Authored by RSM US LLP, February 23, 2021

The Employee Retention Credit offers substantial liquidity potential for many businesses, a crucial boon, perhaps, to those pushing through difficulties caused by the pandemic. Better yet, the Employee Retention Credit was expanded by relief legislation in December 2020 and again in March 2021. Those changes could result in payroll tax refund opportunities and prospective savings, including for companies previously ineligible for the retention credit because they obtained Payroll Protection Program (PPP) loans.

LOOKING FOR PRIVATE EQUITY OWNED PORTFOLIO COMPANY ERTC ANSWERS?

The employee retention credit (ERC) is designed to provide targeted relief to those businesses directly impacted through workforce changes and that can include portfolio companies owned by private equity (PE) firms. Complexity, confusion and misunderstandings around eligibility can be costly; PE-owned portfolio companies could be entitled to a lucrative benefit.

Here are answers to some frequently asked questions about the employee retention tax credit (ERTC) and how it may apply to you:

Q. What exactly is the retention credit?

A. The ERTC is a refundable payroll tax credit that was enacted as part of the CARES Act in March 2020. The credit from the CARES Act is equal to 50% of payroll-related costs over the eligible period up to a maximum credit of $5,000 per employee for 2020. Prior to enactment of the Consolidated Appropriations Act of 2021 (CAA) on Dec. 27, 2020, an employer was not eligible for the ERTC if it obtained a PPP loan.

The CAA expanded the ERTC for six months into 2021 with several changes, including allowing companies that obtained PPP loans to benefit from the ERTC—even retroactively to 2020. Later, the American Rescue Plan Act extended the ERTC for the remaining six months of 2021 so it is now available for the full calendar year.
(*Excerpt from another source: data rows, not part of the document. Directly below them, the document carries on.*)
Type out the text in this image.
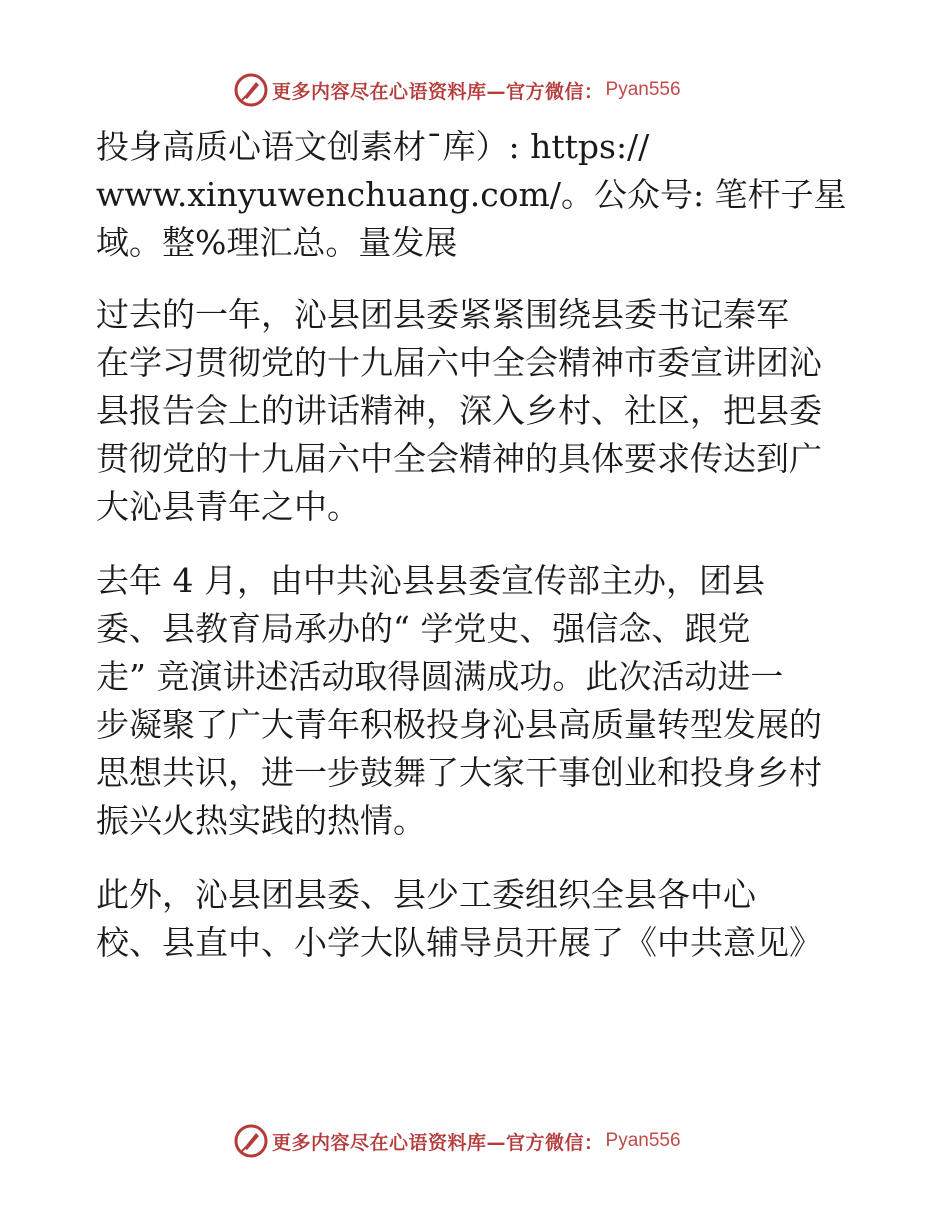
更多内容尽在心语资料库—官方微信： Pyan556

投身高质心语文创素材¯库）: https://
www.xinyuwenchuang.com/。公众号: 笔杆子星
域。整%理汇总。量发展

过去的一年，沁县团县委紧紧围绕县委书记秦军
在学习贯彻党的十九届六中全会精神市委宣讲团沁
县报告会上的讲话精神，深入乡村、社区，把县委
贯彻党的十九届六中全会精神的具体要求传达到广
大沁县青年之中。

去年 4 月，由中共沁县县委宣传部主办，团县
委、县教育局承办的“ 学党史、强信念、跟党
走” 竞演讲述活动取得圆满成功。此次活动进一
步凝聚了广大青年积极投身沁县高质量转型发展的
思想共识，进一步鼓舞了大家干事创业和投身乡村
振兴火热实践的热情。

此外，沁县团县委、县少工委组织全县各中心
校、县直中、小学大队辅导员开展了《中共意见》

更多内容尽在心语资料库—官方微信： Pyan556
For 2021, the definition of a small employer is expanded from 100 or fewer employees to 500 or fewer employees; the credit as a percentage of qualified wages increased from 50% to 70%, resulting in a credit up to a maximum of $7,000 per employee for each of the four quarters in 2021 (or $28,000 total per employee). Also, the definition of a significant revenue decline is less than 80% of gross receipts for the same quarter in 2019, and you may elect to calculate that based on the immediately preceding quarter.

Q. Who is eligible for the retention credit?

A. To qualify for the ERTC, a company must meet either of the following tests, but not both;

1. the company must have been fully or partially impacted by government orders implemented to mitigate the spread of COVID-19, or

2. the company experienced a significant decline in gross receipts for a quarter. (For 2020, this begins in the quarter with a 50% decline in gross receipts as compared to the same quarter in 2019 and ends with the first quarter following the quarter in which they are greater than 80% of gross receipts as compared to the same quarter in 2019; for 2021, instead of a 50% decline, only a 20% decline in gross receipts as compared to the same quarter in 2019 is necessary, and there is an election to use the immediately-preceding quarter instead of the current quarter).

Q. Do I have to physically shut down locations to be considered impacted by government orders?

A. It’s a common misconception that a company must be fully shut down to be considered impacted by government orders. To determine if a company is eligible for the ERTC, we would consider a partial or full impact due to a governmental order. This may be straightforward for a business that was not allowed to be open for a period of time under a state or local order. In many instances, however, you should consider if operational hours were limited due to a government order; or if your business was impacted by your suppliers suspending business partially or fully due to a governmental order, resulting in supply chain disruptions for your business; or if certain aspects of your business could not be carried out due to orders limiting certain activities while other activities continued.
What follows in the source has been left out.